Chroniques, Livres

Et qu’importe la révolution – Catherine Gucher

Immense coup de cœur pour ce roman dont je ne connaissais ni l’auteur ni la maison d’édition. Dès les premières pages, dès la première ligne lue, dès la première image décrite, j’étais conquise. Comment ne pas penser au grand livre d’Hemingway, Pour qui sonne le glas ? la plume de l’auteur mise à part, on retrouve l’odeur de la révolution, des montagnes, le goût de la fronde, le temps qui se suspend au souffle des armes, et surtout la cause qu’on embrasse, viscéralement, au-delà du soi, jusqu’à ce que le soi n’existe que par le peuple, jusqu’à la folie, jusqu’au déchirement, jusqu’à la mort.

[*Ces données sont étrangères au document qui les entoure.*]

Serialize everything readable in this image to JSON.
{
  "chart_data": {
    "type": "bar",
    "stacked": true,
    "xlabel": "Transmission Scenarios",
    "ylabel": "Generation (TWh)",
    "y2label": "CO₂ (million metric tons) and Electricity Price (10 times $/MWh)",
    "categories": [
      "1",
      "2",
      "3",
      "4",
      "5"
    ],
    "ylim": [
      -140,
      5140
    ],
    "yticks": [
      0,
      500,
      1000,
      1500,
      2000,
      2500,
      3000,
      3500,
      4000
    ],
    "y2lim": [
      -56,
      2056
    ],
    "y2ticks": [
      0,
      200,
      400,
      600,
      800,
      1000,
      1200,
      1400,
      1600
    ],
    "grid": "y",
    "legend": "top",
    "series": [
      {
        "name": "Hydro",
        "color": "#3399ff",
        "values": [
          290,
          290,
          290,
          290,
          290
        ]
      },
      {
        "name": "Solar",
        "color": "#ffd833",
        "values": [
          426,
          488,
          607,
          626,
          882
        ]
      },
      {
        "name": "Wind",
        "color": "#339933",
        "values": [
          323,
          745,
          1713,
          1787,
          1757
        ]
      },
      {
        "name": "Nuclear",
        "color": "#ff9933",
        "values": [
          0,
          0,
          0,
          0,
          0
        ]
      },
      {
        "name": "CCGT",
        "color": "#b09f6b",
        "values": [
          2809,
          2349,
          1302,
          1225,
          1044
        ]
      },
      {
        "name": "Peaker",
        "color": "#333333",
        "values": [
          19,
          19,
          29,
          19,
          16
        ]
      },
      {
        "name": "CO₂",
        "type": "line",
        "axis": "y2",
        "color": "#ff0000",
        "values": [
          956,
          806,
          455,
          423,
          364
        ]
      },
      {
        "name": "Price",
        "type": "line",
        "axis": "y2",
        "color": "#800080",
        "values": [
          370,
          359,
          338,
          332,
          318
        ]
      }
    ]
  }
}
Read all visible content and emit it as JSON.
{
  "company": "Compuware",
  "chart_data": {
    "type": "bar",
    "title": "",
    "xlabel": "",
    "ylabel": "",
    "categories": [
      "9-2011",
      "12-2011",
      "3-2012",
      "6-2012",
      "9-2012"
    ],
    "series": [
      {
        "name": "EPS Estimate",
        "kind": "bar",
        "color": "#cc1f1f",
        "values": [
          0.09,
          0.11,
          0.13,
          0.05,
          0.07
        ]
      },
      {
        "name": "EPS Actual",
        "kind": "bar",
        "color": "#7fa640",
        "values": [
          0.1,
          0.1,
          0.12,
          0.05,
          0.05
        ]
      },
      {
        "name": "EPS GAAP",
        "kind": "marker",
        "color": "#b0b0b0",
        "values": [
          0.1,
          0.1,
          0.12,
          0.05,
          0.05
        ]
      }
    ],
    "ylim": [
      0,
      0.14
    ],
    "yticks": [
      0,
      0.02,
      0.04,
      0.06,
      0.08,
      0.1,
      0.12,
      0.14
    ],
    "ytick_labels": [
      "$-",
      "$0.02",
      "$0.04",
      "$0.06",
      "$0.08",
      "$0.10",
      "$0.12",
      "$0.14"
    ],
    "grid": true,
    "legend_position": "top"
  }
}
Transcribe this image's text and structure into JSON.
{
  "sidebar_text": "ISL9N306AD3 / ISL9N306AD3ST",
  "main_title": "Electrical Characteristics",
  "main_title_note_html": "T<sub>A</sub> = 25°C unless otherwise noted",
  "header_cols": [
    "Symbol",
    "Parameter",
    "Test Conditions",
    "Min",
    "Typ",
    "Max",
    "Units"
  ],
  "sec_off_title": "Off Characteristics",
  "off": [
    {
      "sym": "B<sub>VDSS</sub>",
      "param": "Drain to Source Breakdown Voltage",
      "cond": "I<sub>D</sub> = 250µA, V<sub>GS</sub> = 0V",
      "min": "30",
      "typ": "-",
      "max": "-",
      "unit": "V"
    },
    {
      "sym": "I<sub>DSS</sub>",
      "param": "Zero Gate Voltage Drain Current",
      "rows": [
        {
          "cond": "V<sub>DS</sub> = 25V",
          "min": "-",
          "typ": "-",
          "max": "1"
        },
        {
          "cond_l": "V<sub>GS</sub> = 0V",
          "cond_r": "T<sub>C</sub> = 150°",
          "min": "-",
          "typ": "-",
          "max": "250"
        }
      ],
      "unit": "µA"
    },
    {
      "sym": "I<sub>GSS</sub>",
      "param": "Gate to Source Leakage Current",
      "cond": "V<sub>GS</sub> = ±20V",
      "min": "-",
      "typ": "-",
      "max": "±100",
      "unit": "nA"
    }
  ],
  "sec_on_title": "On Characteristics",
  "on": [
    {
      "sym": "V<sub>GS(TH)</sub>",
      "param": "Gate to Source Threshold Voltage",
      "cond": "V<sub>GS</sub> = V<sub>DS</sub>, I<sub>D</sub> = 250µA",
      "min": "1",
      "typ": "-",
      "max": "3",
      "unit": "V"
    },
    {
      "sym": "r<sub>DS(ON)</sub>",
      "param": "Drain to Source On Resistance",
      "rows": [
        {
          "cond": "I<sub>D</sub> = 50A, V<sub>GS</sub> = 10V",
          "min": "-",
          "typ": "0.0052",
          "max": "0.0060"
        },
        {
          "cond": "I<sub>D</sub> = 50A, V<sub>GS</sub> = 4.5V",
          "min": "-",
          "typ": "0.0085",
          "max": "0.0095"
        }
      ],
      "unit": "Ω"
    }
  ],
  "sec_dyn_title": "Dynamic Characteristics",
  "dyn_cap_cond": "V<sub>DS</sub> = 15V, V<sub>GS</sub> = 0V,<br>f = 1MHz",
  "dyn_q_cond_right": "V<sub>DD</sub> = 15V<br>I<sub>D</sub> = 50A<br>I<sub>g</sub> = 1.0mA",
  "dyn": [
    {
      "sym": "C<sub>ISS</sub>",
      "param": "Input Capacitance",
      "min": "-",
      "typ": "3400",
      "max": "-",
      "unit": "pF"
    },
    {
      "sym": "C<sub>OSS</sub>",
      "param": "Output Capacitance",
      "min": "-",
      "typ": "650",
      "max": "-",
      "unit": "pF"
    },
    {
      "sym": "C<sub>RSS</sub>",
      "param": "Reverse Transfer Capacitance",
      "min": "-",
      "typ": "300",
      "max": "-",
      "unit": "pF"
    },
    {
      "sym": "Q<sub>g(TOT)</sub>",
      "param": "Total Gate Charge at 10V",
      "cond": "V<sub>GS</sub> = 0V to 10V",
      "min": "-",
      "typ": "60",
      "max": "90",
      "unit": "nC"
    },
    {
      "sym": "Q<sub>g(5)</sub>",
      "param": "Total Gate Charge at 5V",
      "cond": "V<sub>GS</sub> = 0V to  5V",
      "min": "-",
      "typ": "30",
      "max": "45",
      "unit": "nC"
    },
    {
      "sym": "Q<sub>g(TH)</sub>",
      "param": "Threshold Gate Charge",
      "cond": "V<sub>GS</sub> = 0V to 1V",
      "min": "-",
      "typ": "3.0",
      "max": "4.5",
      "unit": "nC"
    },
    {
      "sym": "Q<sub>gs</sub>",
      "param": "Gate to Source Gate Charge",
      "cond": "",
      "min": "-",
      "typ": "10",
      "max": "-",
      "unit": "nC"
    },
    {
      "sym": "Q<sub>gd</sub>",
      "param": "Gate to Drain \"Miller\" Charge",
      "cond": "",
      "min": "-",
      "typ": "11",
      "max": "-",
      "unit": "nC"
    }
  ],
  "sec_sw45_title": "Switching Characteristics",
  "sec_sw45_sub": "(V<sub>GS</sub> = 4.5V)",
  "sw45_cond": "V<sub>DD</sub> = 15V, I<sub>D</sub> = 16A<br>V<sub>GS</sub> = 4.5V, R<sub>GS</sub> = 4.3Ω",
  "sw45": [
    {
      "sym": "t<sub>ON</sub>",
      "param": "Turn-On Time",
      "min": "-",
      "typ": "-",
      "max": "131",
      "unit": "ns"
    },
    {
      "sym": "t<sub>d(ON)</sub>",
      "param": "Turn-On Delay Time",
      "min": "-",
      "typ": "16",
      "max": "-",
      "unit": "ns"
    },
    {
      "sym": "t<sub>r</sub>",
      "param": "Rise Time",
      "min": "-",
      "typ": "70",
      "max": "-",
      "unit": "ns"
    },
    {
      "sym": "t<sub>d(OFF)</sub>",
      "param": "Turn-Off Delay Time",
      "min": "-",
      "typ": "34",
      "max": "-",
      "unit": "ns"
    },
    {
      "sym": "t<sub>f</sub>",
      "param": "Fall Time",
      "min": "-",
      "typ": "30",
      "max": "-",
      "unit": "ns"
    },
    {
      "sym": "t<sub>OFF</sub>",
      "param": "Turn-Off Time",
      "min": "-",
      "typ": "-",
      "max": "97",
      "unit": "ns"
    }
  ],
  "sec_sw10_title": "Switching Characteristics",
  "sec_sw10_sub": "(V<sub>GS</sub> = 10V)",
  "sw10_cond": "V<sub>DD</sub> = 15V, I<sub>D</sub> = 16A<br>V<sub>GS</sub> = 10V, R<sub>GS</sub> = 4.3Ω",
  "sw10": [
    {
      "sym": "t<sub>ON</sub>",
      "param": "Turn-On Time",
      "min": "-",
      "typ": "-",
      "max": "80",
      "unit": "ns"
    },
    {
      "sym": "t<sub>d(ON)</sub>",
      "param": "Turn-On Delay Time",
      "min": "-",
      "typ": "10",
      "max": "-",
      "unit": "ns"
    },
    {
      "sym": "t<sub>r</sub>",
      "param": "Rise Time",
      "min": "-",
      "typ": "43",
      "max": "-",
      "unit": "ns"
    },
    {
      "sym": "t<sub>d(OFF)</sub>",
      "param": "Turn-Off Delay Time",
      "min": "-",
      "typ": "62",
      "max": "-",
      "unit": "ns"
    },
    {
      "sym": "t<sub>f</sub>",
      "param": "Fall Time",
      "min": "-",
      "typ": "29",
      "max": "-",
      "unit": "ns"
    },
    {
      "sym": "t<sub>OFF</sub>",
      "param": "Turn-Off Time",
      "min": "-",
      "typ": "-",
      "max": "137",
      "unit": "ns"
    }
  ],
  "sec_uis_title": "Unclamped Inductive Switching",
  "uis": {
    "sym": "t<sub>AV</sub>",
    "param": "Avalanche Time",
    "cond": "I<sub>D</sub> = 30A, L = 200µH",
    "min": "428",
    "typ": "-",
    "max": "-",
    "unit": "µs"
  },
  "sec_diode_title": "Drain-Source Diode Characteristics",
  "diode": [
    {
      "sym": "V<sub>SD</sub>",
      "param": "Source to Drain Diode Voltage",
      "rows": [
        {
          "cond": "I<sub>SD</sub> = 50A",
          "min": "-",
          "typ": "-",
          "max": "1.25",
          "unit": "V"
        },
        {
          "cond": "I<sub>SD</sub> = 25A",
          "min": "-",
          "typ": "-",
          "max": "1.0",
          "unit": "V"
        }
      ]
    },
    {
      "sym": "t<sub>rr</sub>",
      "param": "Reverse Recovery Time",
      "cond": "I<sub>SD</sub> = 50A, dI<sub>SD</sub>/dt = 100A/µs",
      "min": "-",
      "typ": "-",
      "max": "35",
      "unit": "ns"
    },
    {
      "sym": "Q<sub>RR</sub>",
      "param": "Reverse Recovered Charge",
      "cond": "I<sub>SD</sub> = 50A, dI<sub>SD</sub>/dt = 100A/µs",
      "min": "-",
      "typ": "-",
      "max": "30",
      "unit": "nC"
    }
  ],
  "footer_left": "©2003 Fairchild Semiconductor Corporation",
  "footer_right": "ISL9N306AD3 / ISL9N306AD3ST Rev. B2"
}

Oscillant entre le silence des montagnes ardéchoises, le soleil révolutionnaire de Cuba, les rues espagnoles jonchées des espoirs écrasés par l’armée franquiste, ce livre raconte le souvenir des disparus, de ce qui a été, de ce qui advient, la vieillesse inéluctable de la mémoire, du corps et des luttes de jeunesse.

Un soir de 2016, à l’annonce du décès de Fidel Castro Jeanne replonge dans ses souvenirs. Du fin fond de sa montagne ardéchoise, Jeanne se souvient donc, en silence, à l’abri de la ville et des hommes, de sa jeunesse révolutionnaire, elle se souvient d’un passé qu’elle tente de maintenir présent, l’arrière-goût amer de l’inachevé, d’un idéal cantonné au rêve. Elle se souvient des luttes, tente de les faire revivre, son corps a besoin de vibrer encore, une dernière fois.

De l’autre côté des Pyrénées, Ruben se souvient aussi, de son enfance volée, de la traversée des montagnes, la fuite de la dictature de Franco, Ruben l’Espagnol, Ruben le réfugié, d’abord à Marseille et ensuite à Oran, et pour finir à Cassis. Il se souvient de Jeanne et tente de convoquer un passé, les morts, les amours contrariées, les blessures, les non-dits et les regrets.

Un livre pour raconter deux vies qui se chevauchent, qui se ratent, deux vies au crépuscule qu’un idéal sépare, aussi immuable que les montagnes qui se dressent entre eux, mais qui essaieront de se retrouver malgré tout. Et ceci dans la meilleure écriture qui soit, celle qui vous fait sentir la chaleur du soleil sur votre peau, qui vous fait frissonner du vent des cimes, qui vous fait entendre le bois qui craquelle sous vos pas, et le cœur qui bat dans la poitrine.